Traditional HTA methods treat everyone like the “average” patient

There is no “average” patient – each individual patient comes with his or her own health history, family background and personal experiences that shape their viewpoints and health preferences.

Katie KoziaraNovember 7, 2022
Traditional HTA methods treat everyone like the average patient

Traditional HTA methods treat everyone like the “average” patient.

Concerns about the cost of health care have led to calls for the use of health technology assessments or HTAs by the federal government. This would allow government agencies to make important decisions about patient access to health care based on their determination of the value of new tests and treatments. It’s important to consider the best available information and evidence when making health care decisions. However, traditional HTA models often rely on flawed approaches that ignore patient differences and reinforce health disparities, which can ultimately lead to limited access to lifesaving treatments.

The Inflation Reduction Act underscores the need for better approaches to HTA methods and decision-making tools.

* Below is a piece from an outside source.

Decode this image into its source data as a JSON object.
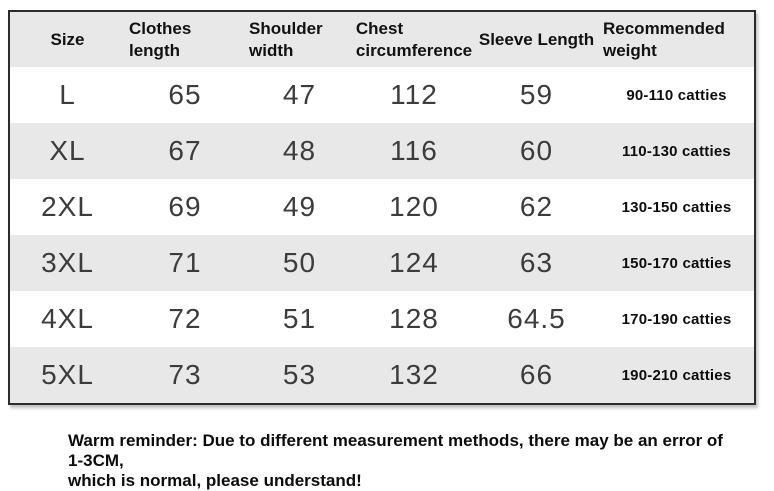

Although HTA currently does not play a central role in Medicare, CMS now has unprecedented new power to make judgments about the relative clinical value of new treatments.

In this series, we’ll explore some of the flaws in current HTA methods that reaffirm concerns with government use of HTAs to make decisions about coverage or payment for new medicines. In addition to offering ideas to improve HTAs in the market, we also examine how relying on traditional HTAs can:

  • Ignore differences in diverse populations
  • Limit access to beneficial treatment options
  • Reinforce — rather than reduce — health disparities

There is no “average” patient — each individual patient comes with his or her own health history, family background and personal experiences that shape their viewpoints and health preferences. Yet traditional health technology assessments, or HTAs, use the idea of an “average” patient to make value assessments of medicines that often don’t align with what patients actually value or the diversity of the U.S. population.

What’s worse, allowing the government to use these assessments to decide what a treatment is worth and which medicines patients have access to could perpetuate health disparities by ignoring the distinct needs of populations and making decisions based on these non-existent “average” patients. Patients of different demographic or socioeconomic factors are often affected differently by the same treatment due to factors such as age, sex, comorbidities and access to care.

Because these unique patient differences are not accounted for in arbitrary averages, HTAs can fail to recognize underlying disparities and when treatments may be valued more within certain communities:

  • HTA rarely accounts for patient differences, especially among racial and ethnic minority populations. According to Tufts Medical Center, fewer than 5% of HTAs report results by race or ethnicity.

  • A vaccine for pneumococcal pneumonia was found to be nearly twice as valuable for Black patients relative to the average patient. If coverage were determined based on value to an average patient, Black patients could be denied a treatment that is high value for them.

  • Given the underlying inequities in life expectancy differences across racial groups, HTA suggests the value of a life-saving treatment will benefit Black patients up to 10% less than white patients.

We can build a more resilient, affordable and equitable health care system without devaluing treatments among the people who rely on them. To do so, we need to recognize patient differences and reduce health disparities rather than reinforcing them.